Reaction from FERC observers was swift.

Tyson Slocum, energy director for the group Public Citizen, said McNamee is “unqualified to serve at FERC because of his direct role in advocating for and developing the DOE coal and nuclear proposal” to offer financial subsides from consumers.

Nora Brownell, a former FERC commissioner, said: “I hope that he will respect the independence and objectivity that FERC represents. I will be interested to hear his views on the importance of that independence and further elaboration on his comments on market distortions. Given that he has already expressed his views on a coal bailout I assume he will recuse himself from those proceedings.”

John Moore, director of the Sustainable FERC Project at the Natural Resources Defense Council, noted that FERC has “a longstanding commitment to fuel-neutral regulation, but Mr. McNamee’s past writings and career track record suggest that he would seek every opportunity possible to support fossil fuels. He should be prepared to answer some very hard questions about his previous comments and positions, and how they would affect FERC independence.”

But Colette Honorable, a Democrat who recently served as a FERC commissioner, said the nominee “has a great mix of federal and state experience in public and private sectors which should serve him well at FERC, which frequently grapples with state/federal issues.”

McNamee’s nomination was hailed by Michelle Bloodworth, president and CEO of the American Coalition for Clean Coal Electricity, many of whose members have been pushing for subsidies based on the fact that coal plants have on-site fuel.

But the conventional wisdom that McNamee would be inclined to favor subsidies was disputed by a former DOE colleague who described McNamee as “through and through” a “free market guy” for whom such subsidies would run counter to his beliefs.

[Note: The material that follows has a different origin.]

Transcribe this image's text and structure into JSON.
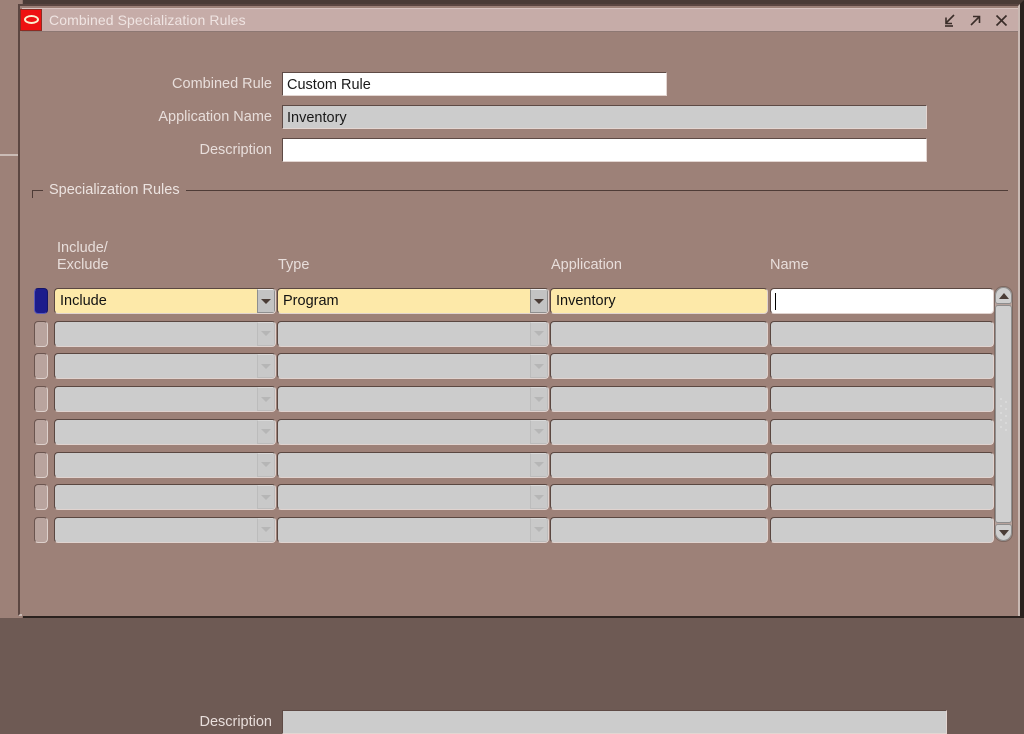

McNamee’s private-sector experience includes the law firms McGuireWoods, Williams Mullen, and Hunton & Williams.

He has no experience in the electricity or natural gas utility industry or as a regulator of those sectors.

The member of FERC that McNamee would replace, Powelson, had been chairman of the Pennsylvania Public Utility Commission, and as recently as 2017, he was president of the National Association of Regulatory Utility Commissioners.

Powelson warned before leaving against allowing politics to creep into deliberations of the commission, which has traditionally practiced independence from outside political pressure and made decisions based on a defensible legal record.

“I don’t make any decision based on the fact that I’m a lifelong Republican. I have a mean independent streak in me,” Powelson said.

McNamee has testified on behalf of DOE before the Senate Energy and Natural Resources Committee in support of a number of bills as well as on the administration’s plan to reorganize the department.

In April, McNamee penned a column for The Hill titled “This Earth Day, let’s accept the critical role that fossil fuel plays in energy needs.”

He wrote that “when we celebrate Earth Day, we should consider the facts, not the political narrative, and reflect about how the responsible use of America’s abundant resources of natural gas, oil and coal have dramatically improved the human condition — and continue to do so.”

The White House also vetted Art Graham, chairman of the Florida Public Service Commission, for the FERC seat.